Krysad71, dzięki forum to jeszcze wiele robót i robótek znajdzie się w twoim rozkładzie zajęć. No i dobrze, przynajmniej mamy bardziej urozmaicone życie.
Aganet, w takim razie ja także muszę spróbować upiec chlebek z pomidorami. Domyślam się, że ma piękny kolor. No i jeszcze z serkiem, ho, ho, ho
Margo, to bardzo dziwna sprawa z tym zamieraniem korzonków. U mnie też się to zdarza.
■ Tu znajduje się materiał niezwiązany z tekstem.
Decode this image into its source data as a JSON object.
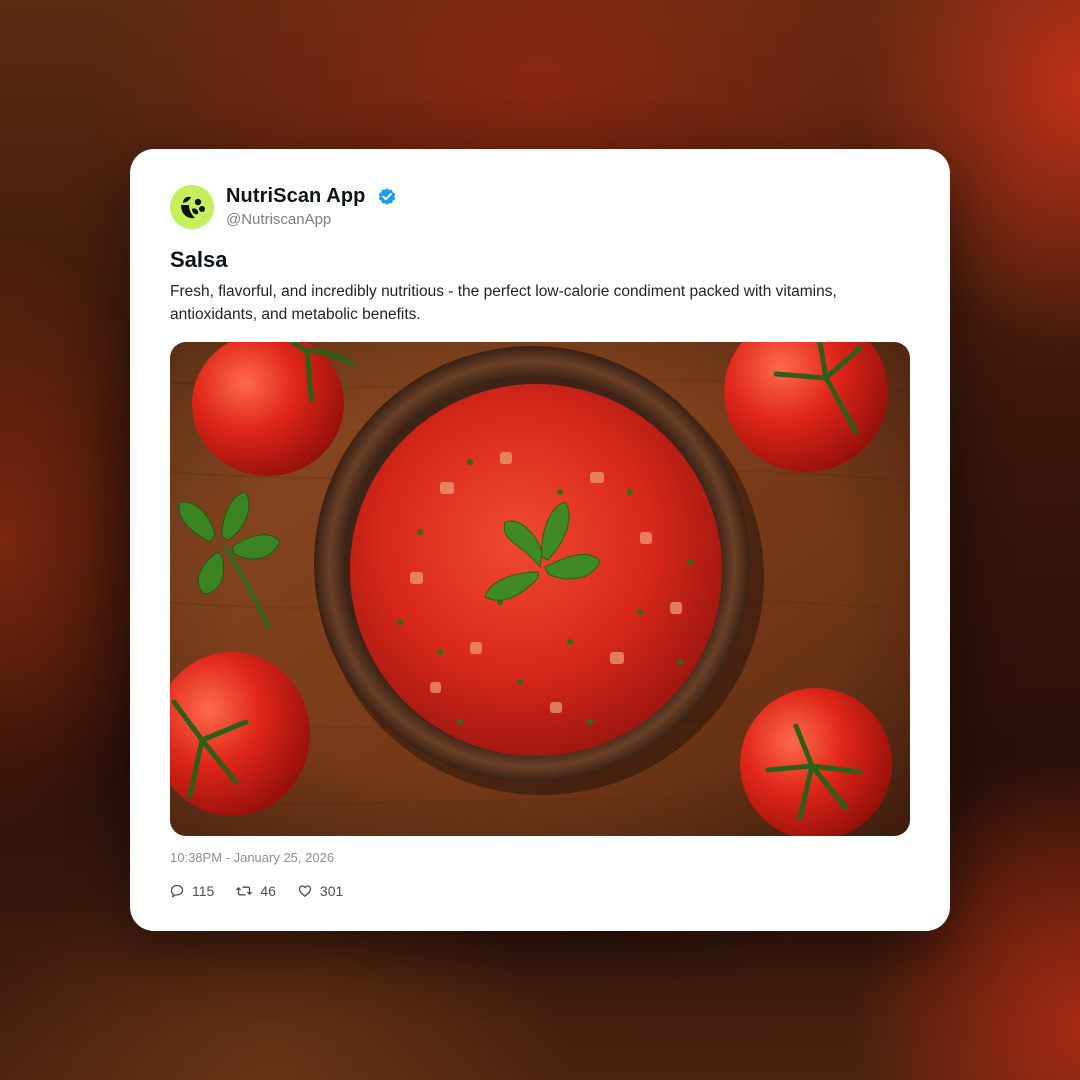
{
  "account": {
    "display_name": "NutriScan App",
    "handle": "@NutriscanApp",
    "verified": true,
    "avatar_icon": "leaf-logo-icon",
    "avatar_color": "#c4f05c"
  },
  "post": {
    "title": "Salsa",
    "body": "Fresh, flavorful, and incredibly nutritious - the perfect low-calorie condiment packed with vitamins, antioxidants, and metabolic benefits.",
    "image_subject": "salsa-bowl-photo",
    "timestamp": "10:38PM - January 25, 2026"
  },
  "metrics": {
    "replies": {
      "icon": "comment-icon",
      "count": "115"
    },
    "reposts": {
      "icon": "repost-icon",
      "count": "46"
    },
    "likes": {
      "icon": "heart-icon",
      "count": "301"
    }
  },
  "colors": {
    "verified_badge": "#1d9bf0",
    "card_background": "#ffffff",
    "text_primary": "#0f1419",
    "text_secondary": "#7a7f86"
  }
}
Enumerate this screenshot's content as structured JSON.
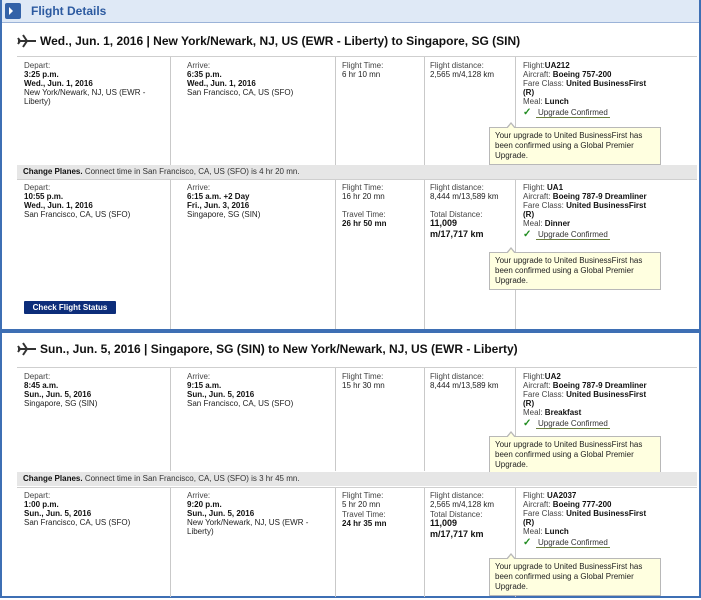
{
  "panel_title": "Flight Details",
  "trips": [
    {
      "header": "Wed., Jun. 1, 2016 | New York/Newark, NJ, US (EWR - Liberty) to Singapore, SG (SIN)",
      "segments": [
        {
          "depart": {
            "label": "Depart:",
            "time": "3:25 p.m.",
            "date": "Wed., Jun. 1, 2016",
            "place1": "New York/Newark, NJ, US (EWR -",
            "place2": "Liberty)"
          },
          "arrive": {
            "label": "Arrive:",
            "time": "6:35 p.m.",
            "date": "Wed., Jun. 1, 2016",
            "place1": "San Francisco, CA, US (SFO)",
            "place2": ""
          },
          "flight_time": {
            "label": "Flight Time:",
            "value": "6 hr 10 mn"
          },
          "distance": {
            "label": "Flight distance:",
            "value": "2,565 m/4,128 km"
          },
          "details": {
            "flight_label": "Flight:",
            "flight": "UA212",
            "aircraft_label": "Aircraft:",
            "aircraft": "Boeing 757-200",
            "fare_label": "Fare Class:",
            "fare": "United BusinessFirst",
            "fare2": "(R)",
            "meal_label": "Meal:",
            "meal": "Lunch",
            "upgrade": "Upgrade Confirmed"
          },
          "confirmation": "Your upgrade to United BusinessFirst has been confirmed using a Global Premier Upgrade."
        },
        {
          "depart": {
            "label": "Depart:",
            "time": "10:55 p.m.",
            "date": "Wed., Jun. 1, 2016",
            "place1": "San Francisco, CA, US (SFO)",
            "place2": ""
          },
          "arrive": {
            "label": "Arrive:",
            "time": "6:15 a.m. +2 Day",
            "date": "Fri., Jun. 3, 2016",
            "place1": "Singapore, SG (SIN)",
            "place2": ""
          },
          "flight_time": {
            "label": "Flight Time:",
            "value": "16 hr 20 mn"
          },
          "travel_time": {
            "label": "Travel Time:",
            "value": "26 hr 50 mn"
          },
          "distance": {
            "label": "Flight distance:",
            "value": "8,444 m/13,589 km"
          },
          "total_distance": {
            "label": "Total Distance:",
            "value1": "11,009",
            "value2": "m/17,717 km"
          },
          "details": {
            "flight_label": "Flight:",
            "flight": "UA1",
            "aircraft_label": "Aircraft:",
            "aircraft": "Boeing 787-9 Dreamliner",
            "fare_label": "Fare Class:",
            "fare": "United BusinessFirst",
            "fare2": "(R)",
            "meal_label": "Meal:",
            "meal": "Dinner",
            "upgrade": "Upgrade Confirmed"
          },
          "confirmation": "Your upgrade to United BusinessFirst has been confirmed using a Global Premier Upgrade."
        }
      ],
      "change_planes": {
        "label": "Change Planes.",
        "text": "Connect time in San Francisco, CA, US (SFO) is 4 hr 20 mn."
      },
      "check_status": "Check Flight Status"
    },
    {
      "header": "Sun., Jun. 5, 2016 | Singapore, SG (SIN) to New York/Newark, NJ, US (EWR - Liberty)",
      "segments": [
        {
          "depart": {
            "label": "Depart:",
            "time": "8:45 a.m.",
            "date": "Sun., Jun. 5, 2016",
            "place1": "Singapore, SG (SIN)",
            "place2": ""
          },
          "arrive": {
            "label": "Arrive:",
            "time": "9:15 a.m.",
            "date": "Sun., Jun. 5, 2016",
            "place1": "San Francisco, CA, US (SFO)",
            "place2": ""
          },
          "flight_time": {
            "label": "Flight Time:",
            "value": "15 hr 30 mn"
          },
          "distance": {
            "label": "Flight distance:",
            "value": "8,444 m/13,589 km"
          },
          "details": {
            "flight_label": "Flight:",
            "flight": "UA2",
            "aircraft_label": "Aircraft:",
            "aircraft": "Boeing 787-9 Dreamliner",
            "fare_label": "Fare Class:",
            "fare": "United BusinessFirst",
            "fare2": "(R)",
            "meal_label": "Meal:",
            "meal": "Breakfast",
            "upgrade": "Upgrade Confirmed"
          },
          "confirmation": "Your upgrade to United BusinessFirst has been confirmed using a Global Premier Upgrade."
        },
        {
          "depart": {
            "label": "Depart:",
            "time": "1:00 p.m.",
            "date": "Sun., Jun. 5, 2016",
            "place1": "San Francisco, CA, US (SFO)",
            "place2": ""
          },
          "arrive": {
            "label": "Arrive:",
            "time": "9:20 p.m.",
            "date": "Sun., Jun. 5, 2016",
            "place1": "New York/Newark, NJ, US (EWR -",
            "place2": "Liberty)"
          },
          "flight_time": {
            "label": "Flight Time:",
            "value": "5 hr 20 mn"
          },
          "travel_time": {
            "label": "Travel Time:",
            "value": "24 hr 35 mn"
          },
          "distance": {
            "label": "Flight distance:",
            "value": "2,565 m/4,128 km"
          },
          "total_distance": {
            "label": "Total Distance:",
            "value1": "11,009",
            "value2": "m/17,717 km"
          },
          "details": {
            "flight_label": "Flight:",
            "flight": "UA2037",
            "aircraft_label": "Aircraft:",
            "aircraft": "Boeing 777-200",
            "fare_label": "Fare Class:",
            "fare": "United BusinessFirst",
            "fare2": "(R)",
            "meal_label": "Meal:",
            "meal": "Lunch",
            "upgrade": "Upgrade Confirmed"
          },
          "confirmation": "Your upgrade to United BusinessFirst has been confirmed using a Global Premier Upgrade."
        }
      ],
      "change_planes": {
        "label": "Change Planes.",
        "text": "Connect time in San Francisco, CA, US (SFO) is 3 hr 45 mn."
      }
    }
  ],
  "colors": {
    "accent": "#3e6fb4",
    "header_bg": "#dfe9f6",
    "button": "#0c2d7a",
    "confirm_bg": "#ffffe0",
    "check": "#1f8b1f"
  }
}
Może to jakieś paskudztwa podgryzają. Ziemiórki czy inny diabeł? Muszę to kiedyś sprawdzić
[
b]Jolu[/b], no właśnie wadą tych automatów jest to, że chlebem jest mały. Ja dopiero teraz piekę, gdy zostało nas troje, a właściwie dwoje, bo syn jakoś nie jada, woli bułki.
Marylko, to widzę, że te twoje dwa fiołeczki wcale nie są takie zwykłe. Biały z fioletowym obrzeżem to już jest coś.
Ewamon, fajnie, że się odezwałaś, bo dawno cie nie było. Oglądałam u ciebie ładne wiosenne fotki.